Publishing entire probable cause affidavits in these cases goes beyond what the public needs to know and has a negative impact on victims. More sensitive coverage still raises awareness and keeps the public informed, but it also encourages them to report these crimes and empowers them to reach out to all of the support or services available in our community.

In addition to re-victimizing current victims, too much information released for public consumption has a chilling impact on future victims. Sexual assault is an extremely under-reported crime in our state and our community. What incentive does a victim who is already struggling with the loss of power and control that comes with sexual violence to seek help from the police if every salacious detail of the assault is going to be printed on the front page of our community newspapers? Crimes of sexual and domestic violence are about one individual exercising power and control over another, and publishing every detail of the violation re- victimizes and retraumatizes a victim unnecessarily.

Our community will be better served when our media stops publishing every detail in probable cause affidavits in a perfunctory manner and starts balancing the public’s need and right to know with the victim’s need and right for privacy.

Heidi Wright Domestic Violence/Sexual Assault Victim Advocate for Miami and Cass County
Family Service Association
765-513-8505

Editor’s Note:

Peru Indiana Today takes a very serious approach to victim’s rights. It is sometimes difficult to balance the public’s right to know about the actions of their government with the protection of a crime victim’s identity.

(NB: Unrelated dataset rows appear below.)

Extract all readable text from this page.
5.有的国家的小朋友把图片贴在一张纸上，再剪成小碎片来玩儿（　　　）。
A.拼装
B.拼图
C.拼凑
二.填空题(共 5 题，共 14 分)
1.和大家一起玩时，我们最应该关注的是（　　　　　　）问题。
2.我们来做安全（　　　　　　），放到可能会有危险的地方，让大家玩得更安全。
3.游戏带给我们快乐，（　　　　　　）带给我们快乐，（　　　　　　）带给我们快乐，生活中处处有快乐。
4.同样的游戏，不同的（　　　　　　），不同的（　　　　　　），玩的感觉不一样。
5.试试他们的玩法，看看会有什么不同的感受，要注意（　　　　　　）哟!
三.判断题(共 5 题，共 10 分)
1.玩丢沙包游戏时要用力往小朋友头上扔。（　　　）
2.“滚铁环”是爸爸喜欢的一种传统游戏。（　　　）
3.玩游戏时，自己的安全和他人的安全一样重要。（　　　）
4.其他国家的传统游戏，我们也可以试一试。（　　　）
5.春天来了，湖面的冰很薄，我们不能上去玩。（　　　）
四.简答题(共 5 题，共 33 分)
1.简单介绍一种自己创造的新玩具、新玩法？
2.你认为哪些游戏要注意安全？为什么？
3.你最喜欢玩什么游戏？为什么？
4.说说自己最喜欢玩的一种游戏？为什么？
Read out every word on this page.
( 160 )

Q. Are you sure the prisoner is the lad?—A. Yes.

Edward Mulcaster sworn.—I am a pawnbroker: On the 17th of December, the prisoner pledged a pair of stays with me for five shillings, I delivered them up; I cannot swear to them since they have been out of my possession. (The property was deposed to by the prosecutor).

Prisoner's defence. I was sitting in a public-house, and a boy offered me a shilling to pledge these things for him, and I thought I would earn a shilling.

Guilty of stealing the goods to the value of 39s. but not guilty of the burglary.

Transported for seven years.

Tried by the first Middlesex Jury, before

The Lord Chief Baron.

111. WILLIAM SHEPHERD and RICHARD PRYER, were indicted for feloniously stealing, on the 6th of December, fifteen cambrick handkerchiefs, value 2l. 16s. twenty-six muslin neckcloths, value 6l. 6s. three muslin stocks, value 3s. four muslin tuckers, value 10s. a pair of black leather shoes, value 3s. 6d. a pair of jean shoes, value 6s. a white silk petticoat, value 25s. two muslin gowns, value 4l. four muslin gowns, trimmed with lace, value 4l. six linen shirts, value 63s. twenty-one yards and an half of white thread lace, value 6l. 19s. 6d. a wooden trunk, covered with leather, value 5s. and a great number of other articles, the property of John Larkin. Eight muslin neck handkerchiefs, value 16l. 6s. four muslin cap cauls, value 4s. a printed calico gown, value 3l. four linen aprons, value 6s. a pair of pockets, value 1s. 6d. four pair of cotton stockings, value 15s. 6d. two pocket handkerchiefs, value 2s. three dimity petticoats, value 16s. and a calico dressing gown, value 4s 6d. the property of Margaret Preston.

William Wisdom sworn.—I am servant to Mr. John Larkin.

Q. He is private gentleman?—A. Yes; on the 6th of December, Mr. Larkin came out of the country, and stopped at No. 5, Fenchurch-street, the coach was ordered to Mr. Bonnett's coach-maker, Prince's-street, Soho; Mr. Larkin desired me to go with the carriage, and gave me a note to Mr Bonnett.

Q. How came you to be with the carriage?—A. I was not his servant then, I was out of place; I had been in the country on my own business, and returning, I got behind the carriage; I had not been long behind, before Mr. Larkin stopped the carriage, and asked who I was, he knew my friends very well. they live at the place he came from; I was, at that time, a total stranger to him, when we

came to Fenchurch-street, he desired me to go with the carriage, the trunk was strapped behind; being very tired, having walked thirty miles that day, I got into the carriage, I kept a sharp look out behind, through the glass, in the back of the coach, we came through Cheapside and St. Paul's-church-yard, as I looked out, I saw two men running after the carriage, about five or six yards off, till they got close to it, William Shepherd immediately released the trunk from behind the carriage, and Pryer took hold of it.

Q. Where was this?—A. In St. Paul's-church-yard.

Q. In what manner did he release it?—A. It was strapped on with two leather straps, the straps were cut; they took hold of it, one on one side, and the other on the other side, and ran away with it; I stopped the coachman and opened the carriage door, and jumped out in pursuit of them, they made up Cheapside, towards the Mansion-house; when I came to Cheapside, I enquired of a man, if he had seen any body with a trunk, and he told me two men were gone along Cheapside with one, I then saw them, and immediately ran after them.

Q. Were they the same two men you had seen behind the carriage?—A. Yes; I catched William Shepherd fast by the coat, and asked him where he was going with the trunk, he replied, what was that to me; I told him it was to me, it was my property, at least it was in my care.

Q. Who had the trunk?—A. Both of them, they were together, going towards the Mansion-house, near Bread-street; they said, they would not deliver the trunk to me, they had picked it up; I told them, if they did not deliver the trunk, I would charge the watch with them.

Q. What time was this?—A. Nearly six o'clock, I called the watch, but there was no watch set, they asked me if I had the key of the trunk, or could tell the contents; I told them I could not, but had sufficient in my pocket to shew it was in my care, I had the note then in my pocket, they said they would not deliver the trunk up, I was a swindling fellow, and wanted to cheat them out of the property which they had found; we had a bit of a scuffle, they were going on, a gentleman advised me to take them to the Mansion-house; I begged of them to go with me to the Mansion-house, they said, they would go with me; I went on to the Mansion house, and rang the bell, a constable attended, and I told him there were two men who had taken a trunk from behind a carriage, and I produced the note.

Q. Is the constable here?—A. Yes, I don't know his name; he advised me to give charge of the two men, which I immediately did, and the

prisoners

The probable cause reports that come from the prosecutor’s office and other law enforcement agencies always have victim’s identity redacted prior to being sent to the news media. It is, however, possible for people to speculate on the identity of the victim by the nature of the crime committed. For example, if one spouse were to batter the other spouse, it is possible to identify the victim based on reporting the name and the charge. This is possible even if that is all we do.

Like all organizations, we have sometimes made mistakes. When we have made those mistakes, we do our best to learn from them and move forward in a positive way. This has caused us to reduce the amount of information that we share on these reports and on more than one occasion, to decide to not even write an article after receiving the information about the arrest from the government.

In a country that places a very high value on the freedom of speech and the freedom of the press to report on the actions of the government, it is inevitable that sometimes the public and government agencies will be unhappy with the publishing decisions of a news outlet.

We sincerely believe that one of the most important pillars of our democracy is an unfettered press free to report on the actions of the government. This must include law enforcement. We do our best to balance the public’s right to know with the rights of the victims. It is not an easy task, but it is one we take very seriously.